Pittsburgh City Paper has hired Brentin Mock, a graduate of the Academy for Alternative Journalism at Medill. Each summer 10 minority journalism students go through the eight-week residential program, learning long-form feature writing with the alt-edge. Mike Lenehan, executive editor of the Chicago Reader and one of the founders of the Academy, says right now he's happy if one or two of its graduates are snapped up by alts. In the meantime, the Academy, which is funded by grants from AAN and its publishers, is building "a small army of future writers," Lenehan says.
Dan Perkins, who pens the cartoon "This Modern World" as Tom Tomorrow, says he and Michael Moore are teaming up on an animated feature film. "It will be a fictional, satirical narrative film, the look of which will be based on my work," Perkins says in a news release.
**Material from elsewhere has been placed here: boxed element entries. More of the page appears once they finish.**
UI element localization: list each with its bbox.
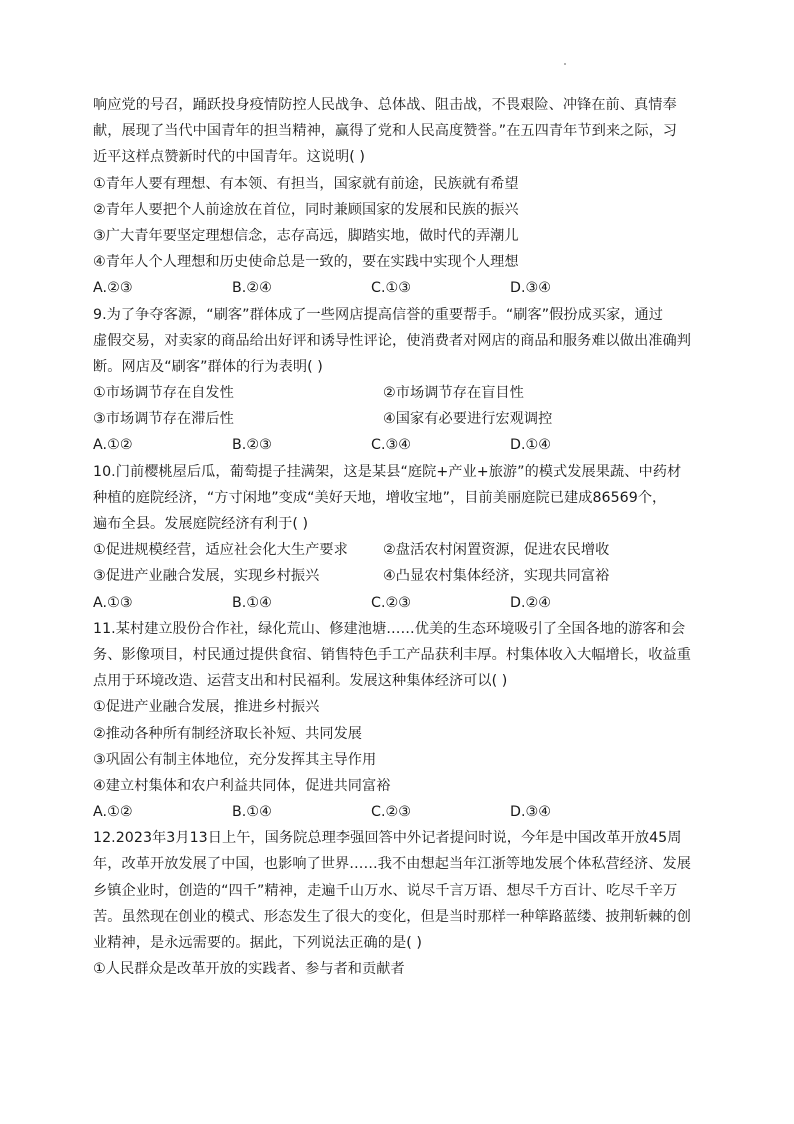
- statement-item: ②市场调节存在盲目性: [383, 385, 524, 402]
- option-d: D.①④: [510, 437, 552, 454]
- option-d: D.②④: [510, 594, 552, 611]
- option-b: B.①④: [232, 804, 272, 821]
- option-b: B.②④: [232, 280, 272, 297]
- option-d: D.③④: [510, 804, 552, 821]
- statement-row: [93, 406, 703, 432]
- question-stem-line: 近平这样点赞新时代的中国青年。这说明( ): [93, 149, 366, 166]
- question-11: [93, 616, 703, 826]
- answer-options: [93, 799, 703, 825]
- question-10: [93, 459, 703, 616]
- question-stem-line: 12.2023年3月13日上午，国务院总理李强回答中外记者提问时说，今年是中国改革开放45周: [93, 830, 682, 847]
- option-c: C.②③: [371, 594, 412, 611]
- answer-options: [93, 590, 703, 616]
- question-stem-line: 9.为了争夺客源，“刷客”群体成了一些网店提高信誉的重要帮手。“刷客”假扮成买家，通过: [93, 306, 664, 323]
- statement-item: ③巩固公有制主体地位，充分发挥其主导作用: [93, 751, 377, 768]
- answer-options: [93, 432, 703, 458]
- statement-item: ②盘活农村闲置资源，促进农民增收: [383, 542, 610, 559]
- statement-item: ④国家有必要进行宏观调控: [383, 411, 553, 428]
- statement-item: ④凸显农村集体经济，实现共同富裕: [383, 568, 610, 585]
- question-9: [93, 302, 703, 459]
- statement-item: ②推动各种所有制经济取长补短、共同发展: [93, 725, 363, 742]
- option-b: B.①④: [232, 594, 272, 611]
- question-stem-line: 响应党的号召，踊跃投身疫情防控人民战争、总体战、阻击战，不畏艰险、冲锋在前、真情奉: [93, 97, 677, 113]
- statement-item: ①市场调节存在自发性: [93, 385, 234, 402]
- question-stem-line: 务、影像项目，村民通过提供食宿、销售特色手工产品获利丰厚。村集体收入大幅增长，收益重: [93, 646, 691, 663]
- question-8: [93, 92, 703, 302]
- statement-item: ④青年人个人理想和历史使命总是一致的，要在实践中实现个人理想: [93, 254, 519, 271]
- question-stem-line: 乡镇企业时，创造的“四千”精神，走遍千山万水、说尽千言万语、想尽千方百计、吃尽千辛万: [93, 882, 678, 899]
- statement-item: ③促进产业融合发展，实现乡村振兴: [93, 568, 320, 585]
- question-stem-line: 10.门前樱桃屋后瓜，葡萄提子挂满架，这是某县“庭院+产业+旅游”的模式发展果蔬、中药材: [93, 463, 682, 480]
- statement-row: [93, 537, 703, 563]
- statement-item: ③市场调节存在滞后性: [93, 411, 234, 428]
- question-stem-line: 年，改革开放发展了中国，也影响了世界……我不由想起当年江浙等地发展个体私营经济、发展: [93, 856, 691, 873]
- option-d: D.③④: [510, 280, 552, 297]
- statement-item: ①促进规模经营，适应社会化大生产要求: [93, 542, 348, 559]
- question-stem-line: 苦。虽然现在创业的模式、形态发生了很大的变化，但是当时那样一种筚路蓝缕、披荆斩棘的创: [93, 908, 691, 925]
- statement-item: ①青年人要有理想、有本领、有担当，国家就有前途，民族就有希望: [93, 175, 519, 192]
- question-stem-line: 种植的庭院经济，“方寸闲地”变成“美好天地，增收宝地”，目前美丽庭院已建成86569个，: [93, 489, 667, 506]
- page-mark: [564, 63, 566, 65]
- option-b: B.②③: [232, 437, 272, 454]
- statement-item: ④建立村集体和农户利益共同体，促进共同富裕: [93, 777, 391, 794]
- question-stem-line: 点用于环境改造、运营支出和村民福利。发展这种集体经济可以( ): [93, 673, 508, 690]
- question-stem-line: 献，展现了当代中国青年的担当精神，赢得了党和人民高度赞誉。”在五四青年节到来之际，习: [93, 123, 678, 140]
- question-stem-line: 业精神，是永远需要的。据此，下列说法正确的是( ): [93, 935, 422, 951]
- statement-item: ②青年人要把个人前途放在首位，同时兼顾国家的发展和民族的振兴: [93, 201, 519, 218]
- question-stem-line: 断。网店及“刷客”群体的行为表明( ): [93, 358, 323, 375]
- question-stem-line: 虚假交易，对卖家的商品给出好评和诱导性评论，使消费者对网店的商品和服务难以做出准确判: [93, 332, 691, 349]
- option-c: C.①③: [371, 280, 412, 297]
- statement-row: [93, 563, 703, 589]
- question-stem-line: 11.某村建立股份合作社，绿化荒山、修建池塘……优美的生态环境吸引了全国各地的游客和会: [93, 620, 686, 637]
- option-c: C.③④: [371, 437, 412, 454]
- option-a: A.①②: [93, 804, 133, 821]
- option-a: A.①③: [93, 594, 133, 611]
- answer-options: [93, 275, 703, 301]
- question-stem-line: 遍布全县。发展庭院经济有利于( ): [93, 516, 309, 532]
- statement-row: [93, 380, 703, 406]
- statement-item: ①促进产业融合发展，推进乡村振兴: [93, 699, 320, 716]
- option-c: C.②③: [371, 804, 412, 821]
- statement-item: ③广大青年要坚定理想信念，志存高远，脚踏实地，做时代的弄潮儿: [93, 227, 519, 244]
- statement-item: ①人民群众是改革开放的实践者、参与者和贡献者: [93, 961, 405, 978]
- question-12: [93, 825, 703, 982]
- option-a: A.①②: [93, 437, 133, 454]
- page-content: [93, 92, 703, 982]
- option-a: A.②③: [93, 280, 133, 297]
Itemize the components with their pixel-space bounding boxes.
He and Moore have been working on the screenplay since last October and expect to start pre-production in a few months.
"How do white people learn what to think about race? It's best not to think about it." That's the conclusion Jim Schutze of the Dallas Observer comes to after delving into his own childhood and adolescent memories of growing up in the South. He worked months on this story after being challenged by an author who said black writers are always expected to write very personally about race, while white writers "always get to lie back a little." No more. Schutze went deep and came up with some weird and uncomfortable memories.
It's build a home, go to jail for Julio Sandoval and Beatriz Chavez, who face possible five-year prison terms for helping to house the poor in Baja California. But Mexican officials don't even enforce their own rulings when the culprit is Duro Bag, which illegally fired workers trying to form an independent union. LA Weekly's David Bacon reports that the common thread is a system that looks after Mexico's rich as well as foreign investors. And President Bush wants to expand this free-trade reality across the entire hemisphere.